Well it’s Friday Eve and I’m currently waiting for my tan to dry – fake it, not bake it.

Whilst I was trying to apply my tan as evenly as possible whilst listening to practically every song The Weeknd ever recorded I began thinking up a topic to indulge all your eyes with.

The inevitable delayed responses.

We all do them occasionally – usually when we are working – but there are always those few times when we just wait and wait. There are a few scenarios that cover the somewhat delayed response. Whether they be returning a phone call, a text message, Facebook inbox or a simple Tinder message.

To date, missing my own Mother’s phone calls is a bad habit of mine. She lacks the patience to hold on that one extra ring whilst I dive on my phone only to find out she hung up. I do the right thing and return her call only to be sent to voice mail half a dozen times. About half an hour later she will shoot me a text message telling me not to worry. Seriously, I don’t understand – it’s like you wanted me and then changed your mind faster than you can keep a dogs attention. The rule of thumb is that if you ring someone and miss them, that person will usually ring you back as soon as possible or they’ll send you a text. You should expect the return call and maybe even answer it! That would be fabulous.

Oh now the good old text message, a quick and brief way to communicate with someone. But with the whole smart phone saga we have stubbled into, the notion of  ‘quick’ is still true but the idea of ‘brief’ has surely found the trash can. You can send lengthy essays to people now and depending on your type speed, that person can recite the entire script of Shrek to you in a text message in under five minutes. My issue with texting has developed after numerous conversations with various people where we exchange messages like a game of ping pong only to realise I hit the ping pong ball all the way to China.

If we are playing ping pong, don’t stop until we establish the finale of the action packed conversation!

Facebook is something almost every person has now, so when you message someone on Facebook guys, just remember they can see when you read it. Do you understand that? Are you sure? They can even see what time you read their message. That does not mean that you read it at noon and don’t reply until you’re snuggled in your bed. Clearly you had time to read the message, why not just respond?

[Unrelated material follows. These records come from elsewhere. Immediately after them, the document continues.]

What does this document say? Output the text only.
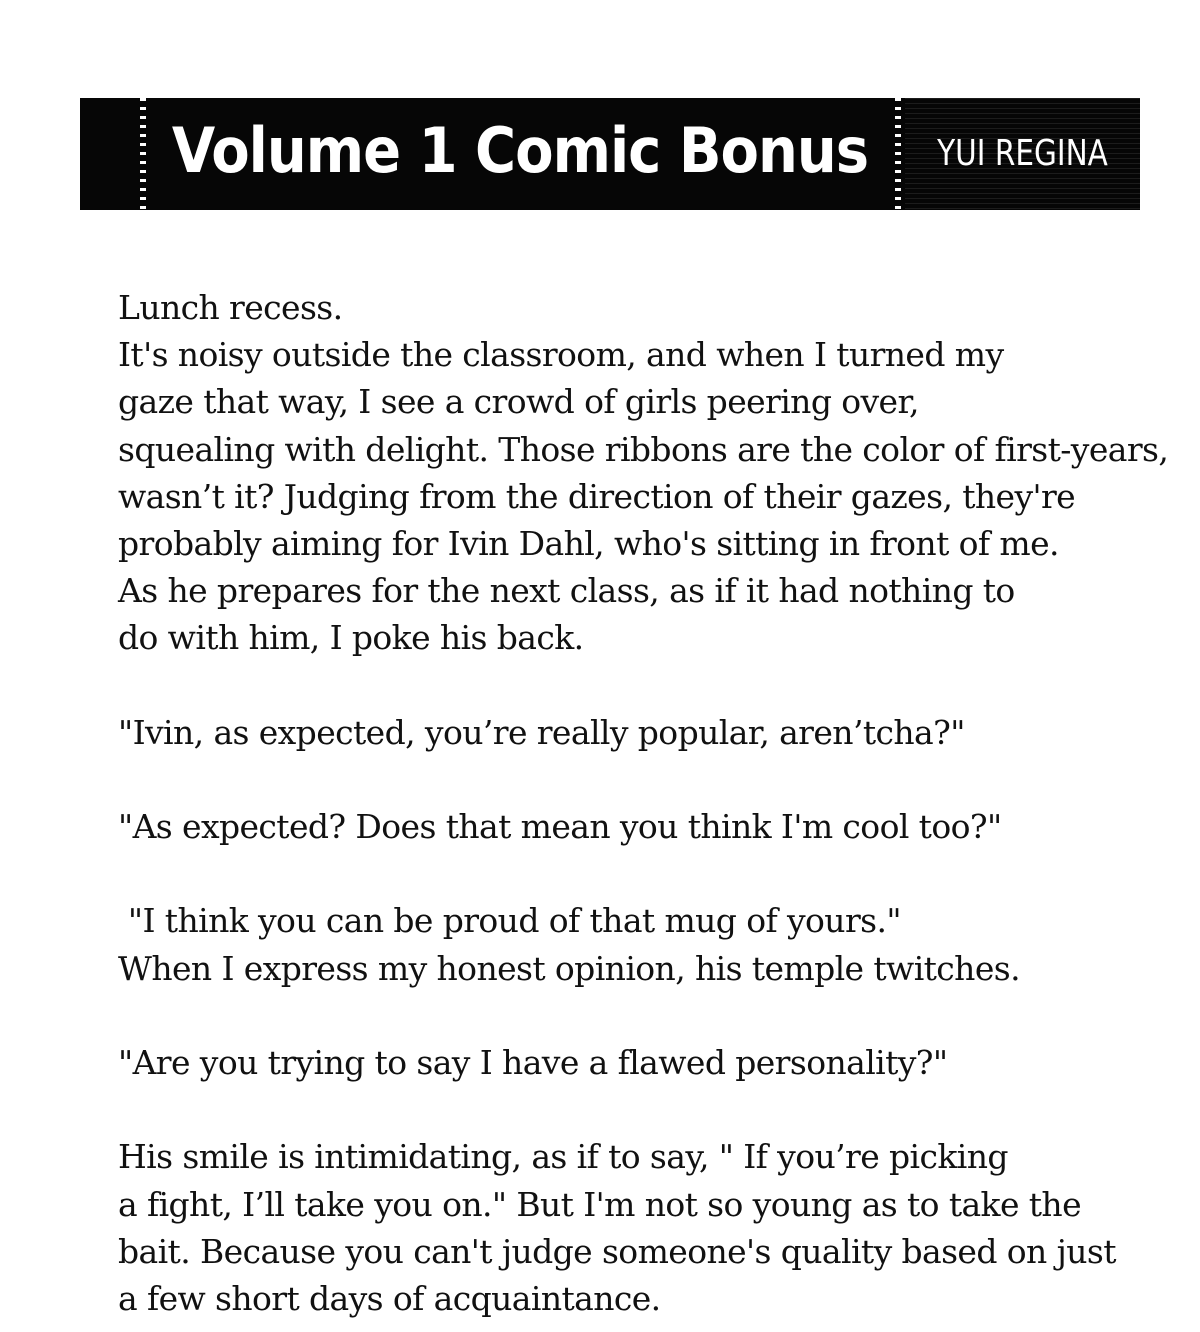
Volume 1 Comic Bonus SS
YUI REGINA
Lunch recess.
It's noisy outside the classroom, and when I turned my
gaze that way, I see a crowd of girls peering over,
squealing with delight. Those ribbons are the color of first-years,
wasn’t it? Judging from the direction of their gazes, they're
probably aiming for Ivin Dahl, who's sitting in front of me.
As he prepares for the next class, as if it had nothing to
do with him, I poke his back.
"Ivin, as expected, you’re really popular, aren’tcha?"
"As expected? Does that mean you think I'm cool too?"
"I think you can be proud of that mug of yours."
When I express my honest opinion, his temple twitches.
"Are you trying to say I have a flawed personality?"
His smile is intimidating, as if to say, " If you’re picking
a fight, I’ll take you on." But I'm not so young as to take the
bait. Because you can't judge someone's quality based on just
a few short days of acquaintance.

As for my post finale, Tinder. I believe most of the people on Tinder are in fact after a quick root and boot, but that doesn’t explain why you take three days to respond. How do you even get a girl in your bed if you take an entire month to even get to the point of asking for her number? Step up your game dudes! I personally won’t even bother with you if the conversation is broken up into seventy-two hour intervals. My memory will literally become a concoction of goo if you want to have a conversation that starts on Saturday and ends on Thursday if all that has occurred is a “Hey”, “How are you?” and “How was your weekend?” – mate, it’s almost the weekend and you want to ask me about last weekend. Okay…

The idea of technology was to deter from the good old snail mail, not to create snail mail 2.0!